Poly(phenylene vinylene) (PPV) is an alternating copolymer with repeat units of polyacetylene and poly(paraphenylene). PPV and its soluble derivatives are the prototypical luminescent semi-conducting polymers. There are eight carbon atoms in the repeat unit, hence the pi-band is split into eight subbands. Each subband can hold two electrons per atom. Thus, four lowest subbands are filled (π-subbands) and the four highest subbands are empty (π*-subbands). Consequently, PPV is not metallic, as there are no partially filled bands.
The energy difference between the highest occupied pi-subband and the lowest unoccupied pi*-subband is the π-π* energy gap of the polymer.
Problems with energy band theory for conjugated polymers:
- In the solid state, all macromolecules have some degree of disorder. This causes localization of electronic states, band tailing, and general broadening of the optical transitions. Due to this disorder, even heavily doped polymers may behave as insulators rather than metals. This can be mitigated by using chain extended and chain aligned polymers with structures which approach those of idealized ordered materials. For example, by gel-processing blends of cunjugated polymers in polyethylene, a high degree of structural order may be obtained.
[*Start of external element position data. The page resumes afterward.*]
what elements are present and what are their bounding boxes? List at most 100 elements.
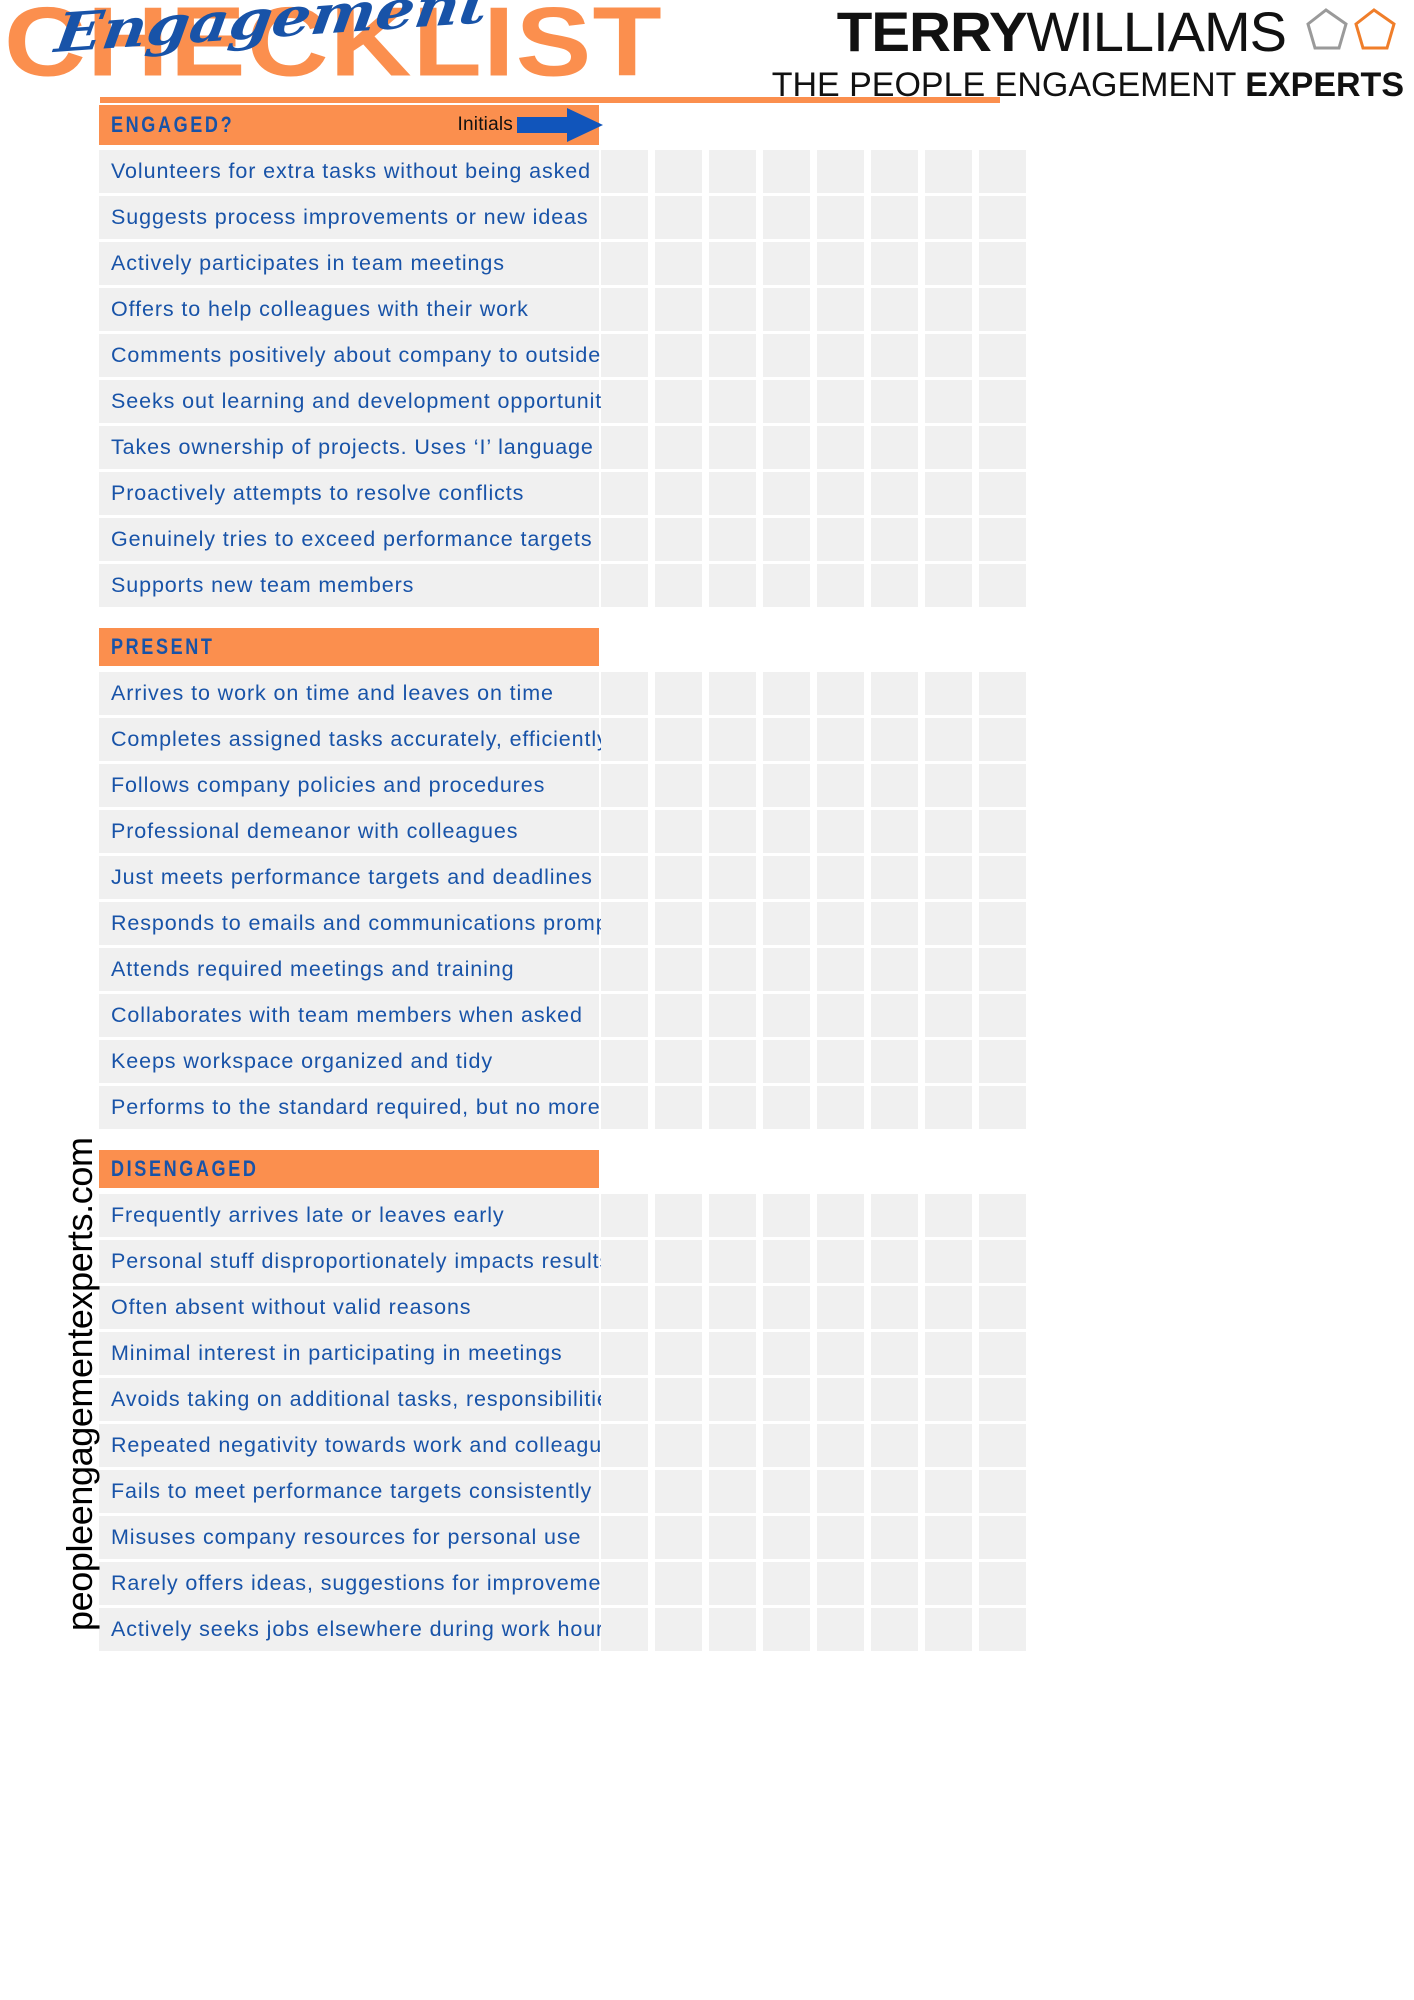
checkbox-cell[interactable] bbox=[925, 1608, 972, 1651]
checkbox-cell[interactable] bbox=[763, 1086, 810, 1129]
checkbox-cell[interactable] bbox=[817, 994, 864, 1037]
checkbox-cell[interactable] bbox=[655, 288, 702, 331]
checkbox-cell[interactable] bbox=[709, 1378, 756, 1421]
checkbox-cell[interactable] bbox=[979, 1332, 1026, 1375]
checkbox-cell[interactable] bbox=[817, 1516, 864, 1559]
checkbox-cell[interactable] bbox=[709, 1516, 756, 1559]
checkbox-cell[interactable] bbox=[655, 380, 702, 423]
checkbox-cell[interactable] bbox=[979, 518, 1026, 561]
checkbox-cell[interactable] bbox=[817, 1332, 864, 1375]
checkbox-cell[interactable] bbox=[979, 242, 1026, 285]
checkbox-cell[interactable] bbox=[763, 1332, 810, 1375]
checkbox-cell[interactable] bbox=[655, 810, 702, 853]
checkbox-cell[interactable] bbox=[763, 472, 810, 515]
checkbox-cell[interactable] bbox=[817, 1378, 864, 1421]
checkbox-cell[interactable] bbox=[709, 1086, 756, 1129]
checkbox-cell[interactable] bbox=[709, 242, 756, 285]
checkbox-cell[interactable] bbox=[601, 150, 648, 193]
checkbox-cell[interactable] bbox=[655, 564, 702, 607]
initials-entry-box[interactable] bbox=[601, 105, 648, 145]
checkbox-cell[interactable] bbox=[601, 242, 648, 285]
checkbox-cell[interactable] bbox=[601, 1516, 648, 1559]
checkbox-cell[interactable] bbox=[709, 1240, 756, 1283]
checkbox-cell[interactable] bbox=[655, 1040, 702, 1083]
checkbox-cell[interactable] bbox=[709, 764, 756, 807]
checkbox-cell[interactable] bbox=[871, 1424, 918, 1467]
checkbox-cell[interactable] bbox=[601, 1332, 648, 1375]
checkbox-cell[interactable] bbox=[871, 1086, 918, 1129]
checkbox-cell[interactable] bbox=[709, 1608, 756, 1651]
checkbox-cell[interactable] bbox=[655, 994, 702, 1037]
checkbox-cell[interactable] bbox=[763, 242, 810, 285]
checkbox-cell[interactable] bbox=[871, 764, 918, 807]
checkbox-cell[interactable] bbox=[601, 1286, 648, 1329]
checkbox-cell[interactable] bbox=[979, 948, 1026, 991]
checkbox-cell[interactable] bbox=[709, 472, 756, 515]
checkbox-cell[interactable] bbox=[817, 856, 864, 899]
checkbox-cell[interactable] bbox=[925, 902, 972, 945]
checkbox-cell[interactable] bbox=[925, 810, 972, 853]
checkbox-cell[interactable] bbox=[655, 948, 702, 991]
checkbox-cell[interactable] bbox=[925, 1424, 972, 1467]
checkbox-cell[interactable] bbox=[655, 518, 702, 561]
checkbox-cell[interactable] bbox=[817, 380, 864, 423]
checkbox-cell[interactable] bbox=[925, 948, 972, 991]
checkbox-cell[interactable] bbox=[763, 518, 810, 561]
checkbox-cell[interactable] bbox=[655, 472, 702, 515]
checkbox-cell[interactable] bbox=[817, 426, 864, 469]
checkbox-cell[interactable] bbox=[925, 150, 972, 193]
checkbox-cell[interactable] bbox=[979, 994, 1026, 1037]
checkbox-cell[interactable] bbox=[763, 1608, 810, 1651]
checkbox-cell[interactable] bbox=[763, 1040, 810, 1083]
checkbox-cell[interactable] bbox=[655, 856, 702, 899]
checkbox-cell[interactable] bbox=[601, 1194, 648, 1237]
initials-entry-box[interactable] bbox=[871, 105, 918, 145]
checkbox-cell[interactable] bbox=[871, 948, 918, 991]
checkbox-cell[interactable] bbox=[817, 764, 864, 807]
checkbox-cell[interactable] bbox=[817, 1424, 864, 1467]
checkbox-cell[interactable] bbox=[601, 810, 648, 853]
checkbox-cell[interactable] bbox=[979, 288, 1026, 331]
checkbox-cell[interactable] bbox=[763, 564, 810, 607]
checkbox-cell[interactable] bbox=[601, 288, 648, 331]
checkbox-cell[interactable] bbox=[601, 1378, 648, 1421]
checkbox-cell[interactable] bbox=[817, 718, 864, 761]
checkbox-cell[interactable] bbox=[763, 994, 810, 1037]
checkbox-cell[interactable] bbox=[655, 902, 702, 945]
checkbox-cell[interactable] bbox=[763, 902, 810, 945]
checkbox-cell[interactable] bbox=[871, 1562, 918, 1605]
checkbox-cell[interactable] bbox=[763, 1516, 810, 1559]
checkbox-cell[interactable] bbox=[709, 718, 756, 761]
initials-entry-box[interactable] bbox=[925, 105, 972, 145]
checkbox-cell[interactable] bbox=[979, 764, 1026, 807]
checkbox-cell[interactable] bbox=[655, 1562, 702, 1605]
checkbox-cell[interactable] bbox=[871, 718, 918, 761]
checkbox-cell[interactable] bbox=[655, 1194, 702, 1237]
checkbox-cell[interactable] bbox=[601, 1470, 648, 1513]
checkbox-cell[interactable] bbox=[979, 1470, 1026, 1513]
checkbox-cell[interactable] bbox=[925, 1086, 972, 1129]
checkbox-cell[interactable] bbox=[817, 1562, 864, 1605]
checkbox-cell[interactable] bbox=[925, 672, 972, 715]
checkbox-cell[interactable] bbox=[979, 196, 1026, 239]
checkbox-cell[interactable] bbox=[601, 472, 648, 515]
checkbox-cell[interactable] bbox=[871, 1194, 918, 1237]
checkbox-cell[interactable] bbox=[925, 518, 972, 561]
checkbox-cell[interactable] bbox=[979, 1040, 1026, 1083]
checkbox-cell[interactable] bbox=[871, 1286, 918, 1329]
checkbox-cell[interactable] bbox=[601, 948, 648, 991]
checkbox-cell[interactable] bbox=[979, 1562, 1026, 1605]
checkbox-cell[interactable] bbox=[655, 1516, 702, 1559]
checkbox-cell[interactable] bbox=[817, 288, 864, 331]
checkbox-cell[interactable] bbox=[601, 1608, 648, 1651]
checkbox-cell[interactable] bbox=[925, 196, 972, 239]
checkbox-cell[interactable] bbox=[925, 380, 972, 423]
checkbox-cell[interactable] bbox=[871, 518, 918, 561]
initials-entry-box[interactable] bbox=[709, 105, 756, 145]
checkbox-cell[interactable] bbox=[979, 672, 1026, 715]
checkbox-cell[interactable] bbox=[925, 472, 972, 515]
checkbox-cell[interactable] bbox=[817, 1286, 864, 1329]
checkbox-cell[interactable] bbox=[871, 1040, 918, 1083]
checkbox-cell[interactable] bbox=[709, 948, 756, 991]
checkbox-cell[interactable] bbox=[925, 994, 972, 1037]
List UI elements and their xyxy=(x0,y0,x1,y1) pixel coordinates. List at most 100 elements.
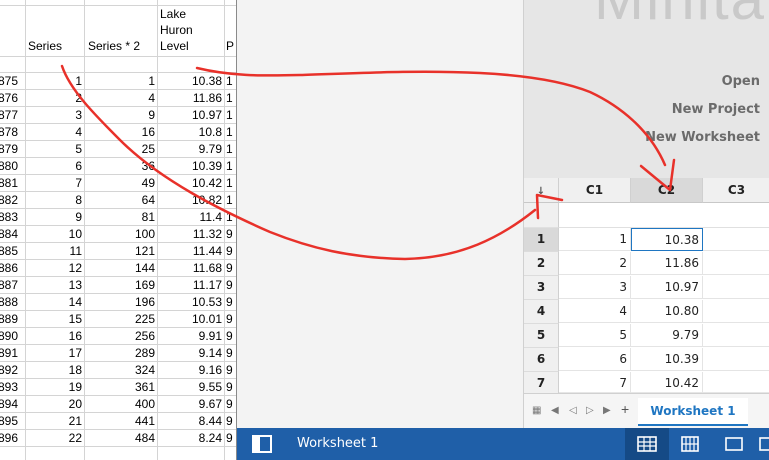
cell-c2[interactable]: 10.39 xyxy=(631,348,703,371)
first-sheet-icon[interactable]: ◀ xyxy=(551,405,559,416)
excel-series-cell[interactable]: 22 xyxy=(26,430,82,447)
excel-level-cell[interactable]: 10.01 xyxy=(158,311,222,328)
excel-series-sq-cell[interactable]: 361 xyxy=(85,379,155,396)
cell-c3[interactable] xyxy=(703,228,769,251)
split-view-icon[interactable] xyxy=(757,433,769,455)
excel-series-sq-cell[interactable]: 4 xyxy=(85,90,155,107)
excel-series-cell[interactable]: 9 xyxy=(26,209,82,226)
excel-year-cell[interactable]: 894 xyxy=(0,396,24,413)
excel-level-cell[interactable]: 9.67 xyxy=(158,396,222,413)
excel-series-cell[interactable]: 17 xyxy=(26,345,82,362)
cell-c3[interactable] xyxy=(703,348,769,371)
new-worksheet-link[interactable]: New Worksheet xyxy=(645,130,760,145)
excel-level-cell[interactable]: 10.82 xyxy=(158,192,222,209)
excel-year-cell[interactable]: 892 xyxy=(0,362,24,379)
add-sheet-icon[interactable]: + xyxy=(621,401,629,417)
excel-series-cell[interactable]: 16 xyxy=(26,328,82,345)
cell-c3[interactable] xyxy=(703,252,769,275)
excel-series-sq-cell[interactable]: 289 xyxy=(85,345,155,362)
excel-series-sq-cell[interactable]: 484 xyxy=(85,430,155,447)
column-header-c3[interactable]: C3 xyxy=(703,178,769,203)
excel-year-cell[interactable]: 878 xyxy=(0,124,24,141)
cell-c1[interactable]: 3 xyxy=(559,276,631,299)
worksheet-tab[interactable]: Worksheet 1 xyxy=(638,398,748,426)
excel-series-cell[interactable]: 11 xyxy=(26,243,82,260)
excel-series-sq-cell[interactable]: 121 xyxy=(85,243,155,260)
excel-series-sq-cell[interactable]: 225 xyxy=(85,311,155,328)
output-view-icon[interactable] xyxy=(723,433,745,455)
open-link[interactable]: Open xyxy=(722,74,760,89)
excel-series-sq-cell[interactable]: 81 xyxy=(85,209,155,226)
excel-year-cell[interactable]: 880 xyxy=(0,158,24,175)
excel-series-cell[interactable]: 2 xyxy=(26,90,82,107)
excel-series-cell[interactable]: 7 xyxy=(26,175,82,192)
worksheet-view-icon[interactable] xyxy=(636,433,658,455)
row-header[interactable]: 4 xyxy=(524,300,559,324)
excel-series-cell[interactable]: 4 xyxy=(26,124,82,141)
excel-level-cell[interactable]: 11.44 xyxy=(158,243,222,260)
excel-series-cell[interactable]: 10 xyxy=(26,226,82,243)
panel-toggle-icon[interactable] xyxy=(251,433,273,455)
excel-level-cell[interactable]: 8.44 xyxy=(158,413,222,430)
excel-level-cell[interactable]: 11.4 xyxy=(158,209,222,226)
excel-level-cell[interactable]: 11.17 xyxy=(158,277,222,294)
cell-c2[interactable]: 10.97 xyxy=(631,276,703,299)
excel-level-cell[interactable]: 8.24 xyxy=(158,430,222,447)
excel-level-cell[interactable]: 10.39 xyxy=(158,158,222,175)
excel-series-sq-cell[interactable]: 196 xyxy=(85,294,155,311)
excel-level-cell[interactable]: 10.42 xyxy=(158,175,222,192)
new-project-link[interactable]: New Project xyxy=(672,102,760,117)
row-header[interactable]: 6 xyxy=(524,348,559,372)
row-header[interactable]: 5 xyxy=(524,324,559,348)
excel-level-cell[interactable]: 11.32 xyxy=(158,226,222,243)
excel-year-cell[interactable]: 883 xyxy=(0,209,24,226)
prev-sheet-icon[interactable]: ◁ xyxy=(569,405,577,416)
excel-series-sq-cell[interactable]: 9 xyxy=(85,107,155,124)
cell-c1[interactable]: 7 xyxy=(559,372,631,395)
excel-year-cell[interactable]: 895 xyxy=(0,413,24,430)
excel-level-cell[interactable]: 11.86 xyxy=(158,90,222,107)
excel-year-cell[interactable]: 893 xyxy=(0,379,24,396)
excel-level-cell[interactable]: 9.14 xyxy=(158,345,222,362)
cell-c1[interactable]: 6 xyxy=(559,348,631,371)
excel-series-sq-cell[interactable]: 441 xyxy=(85,413,155,430)
excel-series-cell[interactable]: 5 xyxy=(26,141,82,158)
excel-series-sq-cell[interactable]: 324 xyxy=(85,362,155,379)
excel-year-cell[interactable]: 886 xyxy=(0,260,24,277)
excel-level-cell[interactable]: 9.55 xyxy=(158,379,222,396)
excel-series-cell[interactable]: 12 xyxy=(26,260,82,277)
excel-series-sq-cell[interactable]: 25 xyxy=(85,141,155,158)
excel-level-cell[interactable]: 9.91 xyxy=(158,328,222,345)
column-header-c1[interactable]: C1 xyxy=(559,178,631,203)
excel-series-cell[interactable]: 3 xyxy=(26,107,82,124)
excel-series-cell[interactable]: 1 xyxy=(26,73,82,90)
excel-series-sq-cell[interactable]: 16 xyxy=(85,124,155,141)
excel-series-cell[interactable]: 20 xyxy=(26,396,82,413)
excel-series-cell[interactable]: 6 xyxy=(26,158,82,175)
excel-level-cell[interactable]: 9.16 xyxy=(158,362,222,379)
excel-series-sq-cell[interactable]: 169 xyxy=(85,277,155,294)
excel-level-cell[interactable]: 11.68 xyxy=(158,260,222,277)
cell-c2[interactable]: 10.80 xyxy=(631,300,703,323)
excel-level-cell[interactable]: 10.38 xyxy=(158,73,222,90)
corner-cell[interactable]: ↓ xyxy=(524,178,559,203)
excel-level-cell[interactable]: 10.97 xyxy=(158,107,222,124)
grid-icon[interactable]: ▦ xyxy=(532,405,541,416)
excel-series-sq-cell[interactable]: 1 xyxy=(85,73,155,90)
excel-series-sq-cell[interactable]: 144 xyxy=(85,260,155,277)
excel-series-sq-cell[interactable]: 64 xyxy=(85,192,155,209)
excel-year-cell[interactable]: 889 xyxy=(0,311,24,328)
excel-year-cell[interactable]: 876 xyxy=(0,90,24,107)
cell-c3[interactable] xyxy=(703,324,769,347)
excel-year-cell[interactable]: 896 xyxy=(0,430,24,447)
excel-level-cell[interactable]: 9.79 xyxy=(158,141,222,158)
cell-c2-active[interactable]: 10.38 xyxy=(631,228,703,251)
cell-c1[interactable]: 4 xyxy=(559,300,631,323)
excel-year-cell[interactable]: 881 xyxy=(0,175,24,192)
excel-series-cell[interactable]: 18 xyxy=(26,362,82,379)
row-header[interactable]: 1 xyxy=(524,228,559,252)
cell-c3[interactable] xyxy=(703,300,769,323)
row-header[interactable]: 2 xyxy=(524,252,559,276)
cell-c3[interactable] xyxy=(703,276,769,299)
last-sheet-icon[interactable]: ▶ xyxy=(603,405,611,416)
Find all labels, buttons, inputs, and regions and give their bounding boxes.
- Two-fold coordination of linear conjugated polymers and the bond-length proportionality to bond-strength in conjugated systems results in a fundamental coupling between electronic and chemical structures. As a result, the elementary excitations in semi-conducting polymers are not the same as in classic inorganic semi-conductors. In particular, the electrons and holes that we are familiar with as charge carriers must also involve lattice relaxation terms. This lattice relaxation in the excited state is a geometric effects which results in self-localization and is responsible for the formation of solitons, polarons, and bipolarons.
- The basic band description ignores correlations between electrons which originate from electron-electron repulsive interactions.